Para manter a tradição familiar, tive duas filhas, assim como minha irmã, que teve outras duas. Contamos com que a caçula G3 também faça sua parte, um dia. Minhas filhotas já estão planejando (com minha surpevisão, afinal não nego meu lado ligeiramente déspota de ser) o nome que darão às suAs filhAs. Por enquanto, no topo da lista, estão vencendo Cassandra e Catarina, uma de cada. Nem nos passa pela cabeça escolher nome para um filho ou neto, fora de questão. 
[Aliás, quando me casei fiz um acordo (injusto) com o esposo. Se tivesse filhas, eu escolheria o nome, se viesse um menino... ele estaria livre para escolher ao seu bel prazer. Claro que sabia que nunca-jamais teria um garoto. Mas ele - ingênuo - se iludiu e concordou comigo.]


Chega de memória familiares... 
E é aqui, com as minhas filhas, com sua criação, e com o mundo em que vivem e viverão que a marcha da hora me diz respeito. Não gostei do nome escolhido para a marcha, mas entendo a ironia e aprovo a motivação. Não acho que seja necessário sair mostrando os peitos na rua para ser ouvida, mas sei que funciona - desde o tempos das cavernas, por sinal. Acho não faz sentido nenhum carregar cartazes afirmando que não somos "só uma bunda"  ou que "meu corpo, minhas regras" enquanto usamos dos recursos de sempre para que nos vejam e ouçam. Depois disso quero só ver quem ali tem a coragem de criticar a propaganda da Gisele Bundchen para uma marca de lingerie, que no início do ano causou protestos raivosos de algumas feministas de plantão. Enfim, quem naquela marcha está apta para atirar a primeira pedra no establishment machista? Só me questiono se esse era o tipo de manchete que elas queriam alcançar. Não faço parte de nenhum grupo feminista (não preciso - já nasci em um), sou o que se pode chamar de pessoa comum, uma mulher "normal" e estou aqui para dar meu feedback sobre o evento.

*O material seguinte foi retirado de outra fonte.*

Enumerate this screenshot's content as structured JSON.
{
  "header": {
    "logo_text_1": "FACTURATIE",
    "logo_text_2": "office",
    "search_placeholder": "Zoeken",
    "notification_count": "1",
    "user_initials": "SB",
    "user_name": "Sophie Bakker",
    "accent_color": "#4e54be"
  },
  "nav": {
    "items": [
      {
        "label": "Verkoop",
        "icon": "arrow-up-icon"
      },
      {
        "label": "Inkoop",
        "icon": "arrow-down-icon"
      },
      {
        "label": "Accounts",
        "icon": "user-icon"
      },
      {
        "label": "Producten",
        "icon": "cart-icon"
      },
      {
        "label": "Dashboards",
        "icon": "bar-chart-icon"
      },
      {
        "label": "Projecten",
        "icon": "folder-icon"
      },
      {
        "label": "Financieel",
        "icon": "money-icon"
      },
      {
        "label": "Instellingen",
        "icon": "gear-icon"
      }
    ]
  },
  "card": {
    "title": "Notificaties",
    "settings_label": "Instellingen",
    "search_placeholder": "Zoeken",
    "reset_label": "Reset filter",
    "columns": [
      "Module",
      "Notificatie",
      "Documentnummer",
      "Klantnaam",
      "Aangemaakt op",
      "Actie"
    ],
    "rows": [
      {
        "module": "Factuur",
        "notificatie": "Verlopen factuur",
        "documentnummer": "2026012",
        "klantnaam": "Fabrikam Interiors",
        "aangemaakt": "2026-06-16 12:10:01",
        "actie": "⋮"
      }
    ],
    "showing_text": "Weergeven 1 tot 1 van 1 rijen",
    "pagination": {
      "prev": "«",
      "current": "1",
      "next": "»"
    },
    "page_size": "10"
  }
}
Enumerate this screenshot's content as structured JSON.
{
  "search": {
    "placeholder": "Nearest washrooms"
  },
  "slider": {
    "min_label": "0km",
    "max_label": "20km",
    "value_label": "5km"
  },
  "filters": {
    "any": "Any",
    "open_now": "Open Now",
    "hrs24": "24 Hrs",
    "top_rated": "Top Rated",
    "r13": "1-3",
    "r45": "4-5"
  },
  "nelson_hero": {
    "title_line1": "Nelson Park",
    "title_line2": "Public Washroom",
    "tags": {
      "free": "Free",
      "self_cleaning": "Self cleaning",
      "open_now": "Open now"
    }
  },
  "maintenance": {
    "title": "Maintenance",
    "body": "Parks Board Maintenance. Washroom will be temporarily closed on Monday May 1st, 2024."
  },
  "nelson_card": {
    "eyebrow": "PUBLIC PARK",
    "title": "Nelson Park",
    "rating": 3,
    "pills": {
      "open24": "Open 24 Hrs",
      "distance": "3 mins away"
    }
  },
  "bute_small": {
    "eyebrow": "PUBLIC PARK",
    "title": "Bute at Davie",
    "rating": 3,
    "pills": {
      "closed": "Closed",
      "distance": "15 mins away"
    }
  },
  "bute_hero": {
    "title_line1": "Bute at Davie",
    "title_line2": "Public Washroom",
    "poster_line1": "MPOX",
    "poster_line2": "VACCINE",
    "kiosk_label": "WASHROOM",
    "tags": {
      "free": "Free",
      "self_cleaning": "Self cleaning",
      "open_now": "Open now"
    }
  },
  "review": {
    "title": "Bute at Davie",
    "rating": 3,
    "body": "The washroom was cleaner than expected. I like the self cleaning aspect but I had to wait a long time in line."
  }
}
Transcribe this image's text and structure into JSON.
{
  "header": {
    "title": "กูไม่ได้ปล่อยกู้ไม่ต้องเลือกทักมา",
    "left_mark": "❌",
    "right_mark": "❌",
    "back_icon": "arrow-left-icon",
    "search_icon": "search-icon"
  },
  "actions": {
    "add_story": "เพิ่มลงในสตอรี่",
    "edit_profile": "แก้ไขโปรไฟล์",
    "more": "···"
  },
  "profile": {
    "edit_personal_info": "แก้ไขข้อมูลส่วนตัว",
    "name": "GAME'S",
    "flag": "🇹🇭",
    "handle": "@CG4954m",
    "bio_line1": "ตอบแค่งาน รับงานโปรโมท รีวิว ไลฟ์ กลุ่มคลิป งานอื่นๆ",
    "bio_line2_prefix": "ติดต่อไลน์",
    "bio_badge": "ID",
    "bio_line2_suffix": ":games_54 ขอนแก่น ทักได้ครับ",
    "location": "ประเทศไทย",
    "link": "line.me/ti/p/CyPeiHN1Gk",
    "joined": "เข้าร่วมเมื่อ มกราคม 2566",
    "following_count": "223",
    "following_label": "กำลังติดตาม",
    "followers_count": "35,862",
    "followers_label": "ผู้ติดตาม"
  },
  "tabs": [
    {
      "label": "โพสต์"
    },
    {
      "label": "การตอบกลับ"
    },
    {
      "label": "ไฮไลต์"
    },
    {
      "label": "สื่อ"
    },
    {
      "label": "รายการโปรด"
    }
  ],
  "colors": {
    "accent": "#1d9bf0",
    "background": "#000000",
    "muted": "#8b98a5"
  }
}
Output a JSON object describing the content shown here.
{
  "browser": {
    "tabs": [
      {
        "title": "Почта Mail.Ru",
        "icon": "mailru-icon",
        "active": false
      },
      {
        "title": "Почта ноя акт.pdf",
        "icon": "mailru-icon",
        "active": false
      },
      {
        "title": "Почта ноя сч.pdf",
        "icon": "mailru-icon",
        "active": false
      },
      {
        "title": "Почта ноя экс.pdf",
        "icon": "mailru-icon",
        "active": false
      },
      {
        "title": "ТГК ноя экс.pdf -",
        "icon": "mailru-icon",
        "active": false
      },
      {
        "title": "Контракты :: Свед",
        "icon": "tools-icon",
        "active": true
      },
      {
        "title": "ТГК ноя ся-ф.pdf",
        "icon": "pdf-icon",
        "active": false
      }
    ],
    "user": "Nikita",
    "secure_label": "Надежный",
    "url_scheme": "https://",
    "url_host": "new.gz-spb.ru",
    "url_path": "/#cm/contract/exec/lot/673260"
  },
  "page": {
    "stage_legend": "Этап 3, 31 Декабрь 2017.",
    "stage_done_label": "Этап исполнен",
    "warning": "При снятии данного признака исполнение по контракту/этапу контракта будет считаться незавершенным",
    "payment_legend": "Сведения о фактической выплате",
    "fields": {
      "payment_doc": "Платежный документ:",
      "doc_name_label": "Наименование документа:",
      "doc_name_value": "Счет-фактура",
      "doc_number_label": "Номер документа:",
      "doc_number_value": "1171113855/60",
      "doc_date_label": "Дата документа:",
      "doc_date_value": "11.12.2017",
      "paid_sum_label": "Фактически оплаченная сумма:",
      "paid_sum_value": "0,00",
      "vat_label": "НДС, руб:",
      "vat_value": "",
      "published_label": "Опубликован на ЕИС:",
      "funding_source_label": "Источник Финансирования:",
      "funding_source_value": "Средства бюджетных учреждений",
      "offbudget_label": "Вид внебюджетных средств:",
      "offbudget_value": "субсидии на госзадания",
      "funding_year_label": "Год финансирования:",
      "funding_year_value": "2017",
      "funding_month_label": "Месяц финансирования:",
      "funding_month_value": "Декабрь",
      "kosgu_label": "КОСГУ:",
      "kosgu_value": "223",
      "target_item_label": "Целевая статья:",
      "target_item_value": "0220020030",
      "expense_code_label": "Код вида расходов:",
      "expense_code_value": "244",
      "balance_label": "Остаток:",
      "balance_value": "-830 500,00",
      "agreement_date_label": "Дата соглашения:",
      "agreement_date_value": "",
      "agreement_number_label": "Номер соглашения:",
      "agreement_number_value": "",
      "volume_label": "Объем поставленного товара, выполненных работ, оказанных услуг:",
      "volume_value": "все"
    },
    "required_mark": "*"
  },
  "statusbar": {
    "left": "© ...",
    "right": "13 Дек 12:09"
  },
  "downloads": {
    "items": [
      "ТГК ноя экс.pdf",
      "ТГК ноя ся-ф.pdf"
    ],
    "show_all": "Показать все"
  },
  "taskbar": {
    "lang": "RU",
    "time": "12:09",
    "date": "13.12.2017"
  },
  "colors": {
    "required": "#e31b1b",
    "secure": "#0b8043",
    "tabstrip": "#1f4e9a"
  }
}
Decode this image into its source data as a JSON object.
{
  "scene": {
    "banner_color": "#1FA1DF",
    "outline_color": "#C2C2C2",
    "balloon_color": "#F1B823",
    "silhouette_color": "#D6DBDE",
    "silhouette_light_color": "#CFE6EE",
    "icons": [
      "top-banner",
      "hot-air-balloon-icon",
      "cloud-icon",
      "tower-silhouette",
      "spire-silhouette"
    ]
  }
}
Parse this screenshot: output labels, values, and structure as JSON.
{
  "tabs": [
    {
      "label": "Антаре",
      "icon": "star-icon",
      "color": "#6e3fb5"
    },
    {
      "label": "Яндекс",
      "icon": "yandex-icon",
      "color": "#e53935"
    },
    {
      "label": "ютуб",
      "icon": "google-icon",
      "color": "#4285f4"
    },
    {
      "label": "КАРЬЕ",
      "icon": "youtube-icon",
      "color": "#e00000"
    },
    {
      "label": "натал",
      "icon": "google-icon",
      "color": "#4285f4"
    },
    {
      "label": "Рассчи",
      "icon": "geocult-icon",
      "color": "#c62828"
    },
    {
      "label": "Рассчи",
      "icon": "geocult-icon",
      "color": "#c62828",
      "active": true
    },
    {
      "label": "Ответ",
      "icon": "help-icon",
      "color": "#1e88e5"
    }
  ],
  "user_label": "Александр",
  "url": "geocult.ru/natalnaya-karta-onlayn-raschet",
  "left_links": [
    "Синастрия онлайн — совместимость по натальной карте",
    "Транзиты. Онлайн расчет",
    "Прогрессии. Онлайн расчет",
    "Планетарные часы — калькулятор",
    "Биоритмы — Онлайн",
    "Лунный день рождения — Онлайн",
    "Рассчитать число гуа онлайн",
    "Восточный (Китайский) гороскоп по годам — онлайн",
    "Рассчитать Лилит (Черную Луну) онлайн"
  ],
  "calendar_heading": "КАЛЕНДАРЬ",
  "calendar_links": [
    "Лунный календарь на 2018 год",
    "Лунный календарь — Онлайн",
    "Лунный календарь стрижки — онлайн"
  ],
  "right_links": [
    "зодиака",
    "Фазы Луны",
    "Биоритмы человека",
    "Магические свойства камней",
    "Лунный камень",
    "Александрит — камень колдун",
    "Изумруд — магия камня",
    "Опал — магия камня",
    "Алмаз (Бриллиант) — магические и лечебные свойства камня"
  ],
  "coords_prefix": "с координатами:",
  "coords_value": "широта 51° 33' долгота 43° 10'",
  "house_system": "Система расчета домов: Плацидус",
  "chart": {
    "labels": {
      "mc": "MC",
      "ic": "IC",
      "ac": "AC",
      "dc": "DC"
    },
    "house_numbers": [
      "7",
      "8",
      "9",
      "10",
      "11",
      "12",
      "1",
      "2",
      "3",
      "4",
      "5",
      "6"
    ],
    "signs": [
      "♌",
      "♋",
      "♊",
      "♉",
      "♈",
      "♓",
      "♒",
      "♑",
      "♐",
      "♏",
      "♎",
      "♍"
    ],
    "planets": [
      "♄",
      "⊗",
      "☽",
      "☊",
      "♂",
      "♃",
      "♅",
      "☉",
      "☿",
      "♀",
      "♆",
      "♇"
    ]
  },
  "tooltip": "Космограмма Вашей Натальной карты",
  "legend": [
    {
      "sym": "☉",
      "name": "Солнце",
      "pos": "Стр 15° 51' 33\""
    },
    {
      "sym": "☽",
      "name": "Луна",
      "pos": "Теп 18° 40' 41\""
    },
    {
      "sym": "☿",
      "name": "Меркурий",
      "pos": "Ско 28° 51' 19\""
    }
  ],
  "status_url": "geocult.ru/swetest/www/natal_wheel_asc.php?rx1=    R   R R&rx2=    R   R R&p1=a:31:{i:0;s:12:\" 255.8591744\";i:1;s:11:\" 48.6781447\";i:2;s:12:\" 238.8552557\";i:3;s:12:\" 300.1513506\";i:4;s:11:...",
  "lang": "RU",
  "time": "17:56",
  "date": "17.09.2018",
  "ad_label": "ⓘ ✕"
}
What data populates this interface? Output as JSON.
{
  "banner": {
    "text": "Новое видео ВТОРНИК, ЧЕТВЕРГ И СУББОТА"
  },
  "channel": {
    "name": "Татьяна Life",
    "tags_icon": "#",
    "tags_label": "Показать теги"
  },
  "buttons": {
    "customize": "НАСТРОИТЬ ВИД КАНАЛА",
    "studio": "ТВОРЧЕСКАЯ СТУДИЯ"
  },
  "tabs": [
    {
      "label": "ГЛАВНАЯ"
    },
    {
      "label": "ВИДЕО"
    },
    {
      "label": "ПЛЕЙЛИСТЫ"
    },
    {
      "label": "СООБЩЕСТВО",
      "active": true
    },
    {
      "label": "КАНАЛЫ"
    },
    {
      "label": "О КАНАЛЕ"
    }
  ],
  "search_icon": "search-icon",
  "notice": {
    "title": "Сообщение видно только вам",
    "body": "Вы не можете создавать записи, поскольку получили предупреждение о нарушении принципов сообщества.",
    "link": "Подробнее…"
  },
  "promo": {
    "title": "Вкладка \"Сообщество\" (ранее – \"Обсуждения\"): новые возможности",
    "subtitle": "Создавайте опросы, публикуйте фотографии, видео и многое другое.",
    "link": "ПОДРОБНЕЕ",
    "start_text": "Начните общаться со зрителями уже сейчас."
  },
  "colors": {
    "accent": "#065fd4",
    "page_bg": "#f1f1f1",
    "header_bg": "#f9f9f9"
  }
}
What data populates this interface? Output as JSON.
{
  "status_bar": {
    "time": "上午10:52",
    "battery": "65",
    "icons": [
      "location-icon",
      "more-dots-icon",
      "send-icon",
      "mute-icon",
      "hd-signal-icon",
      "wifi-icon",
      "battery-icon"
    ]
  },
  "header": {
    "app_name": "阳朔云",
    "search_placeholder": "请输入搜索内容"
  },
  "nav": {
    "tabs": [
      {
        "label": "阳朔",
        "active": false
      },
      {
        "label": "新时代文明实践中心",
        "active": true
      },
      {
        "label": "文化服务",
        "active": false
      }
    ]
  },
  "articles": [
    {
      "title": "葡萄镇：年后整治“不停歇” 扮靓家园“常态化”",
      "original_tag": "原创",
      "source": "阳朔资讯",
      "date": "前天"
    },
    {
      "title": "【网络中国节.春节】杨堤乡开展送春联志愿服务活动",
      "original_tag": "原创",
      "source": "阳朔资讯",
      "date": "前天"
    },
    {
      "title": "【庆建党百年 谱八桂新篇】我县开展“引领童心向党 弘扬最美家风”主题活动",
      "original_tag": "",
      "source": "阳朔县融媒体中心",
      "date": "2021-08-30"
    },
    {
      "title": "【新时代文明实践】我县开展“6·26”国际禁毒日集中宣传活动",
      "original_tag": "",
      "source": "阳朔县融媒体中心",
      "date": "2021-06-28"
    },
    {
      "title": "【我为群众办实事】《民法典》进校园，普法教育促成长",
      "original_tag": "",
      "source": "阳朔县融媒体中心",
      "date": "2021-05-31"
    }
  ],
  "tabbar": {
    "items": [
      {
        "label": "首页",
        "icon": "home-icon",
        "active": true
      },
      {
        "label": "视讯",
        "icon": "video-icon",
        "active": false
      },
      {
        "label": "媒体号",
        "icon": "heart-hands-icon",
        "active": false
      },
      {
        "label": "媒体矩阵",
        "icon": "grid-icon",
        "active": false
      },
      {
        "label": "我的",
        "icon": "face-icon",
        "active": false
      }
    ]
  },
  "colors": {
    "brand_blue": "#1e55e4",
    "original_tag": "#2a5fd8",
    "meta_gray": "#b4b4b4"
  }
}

Concordo em gênero, número e grau com quase tudo que estava ali, com os slogans que vi (e o que está por trás deles), a saber: "NÃO VIM DA SUA COSTELA, VC QUE VEIO DO MEU ÚTERO" (perfeito esse), "MEU CORPO, MINHAS REGRAS" (faço aqui minha ressalva pois apesar de concordar com o direito ao aborto para quem assim optar - vivemos num estado laico e pluralista -  sou pessoalmente contra ele, como defensora do direito à vida do feto), "COMO MÃE EDUCO - NEM MACHISTAS NEM SUBMISSAS", "RESPEITO É BOM E A GENTE GOZA", "QUEM INVENTOU QUE ROSA É COISA DE MENINA?" (essa respondo: começou com famoso livro The Common Book of Baby and Child Care, do Dr Spock, de 1946, que se fez pela primeira vez a separação visual de rosa para as meninas e azul para os meninos, tal separação sexista de cores não existia até então, nem era a intenção do doutor-autor, mas... pegou) e fofos do estilo " QUERO BORRAR MEU BATOM E NÃO MEU RÍMEL" (esse tinha cara de facebook, não?) e por aí segue... Posso não aprovar tudo, nem com o "como" foi feito, nem com os excessos cometidos (o caso da igreja em copacabana... precisava disso?), mas vibro com a mobilização e  com a coragem das mulheres que participaram. Meus sinceros cumprimentos. 

Uma amiga (e comadre querida) chegou uma vez de me acusar de "desprezar" os homens... não é bem por aí não. Só não acho que eles estejam com essa bola toda. Para um homem chamar minha atenção e ganhar meu respeito é preciso muito, meus padrões de exigência são bem altos, são femininos de berço. Só que aplico estes igualmente para homens e mulheres, e surpreendentemente... poucos membros do sexo oposto passam com média suficiente. A culpa é de quem? Sinto dizer que se existe um culpado é justamente o sistema permissivo onde aos membros do sexo masculino tudo é aprovado (ou desculpado), bem diferente daquilo que nós, mulheres somos criadas. Ser mulher é ser criada num mundo onde as regras são outras, muito mais sutis, muito mais sofisticadas e que exige uma alta performance todos os dias. O menor engano é tratado como o fim do mundo e um erro qualquer é considerado pecado mortal e imperdoável. 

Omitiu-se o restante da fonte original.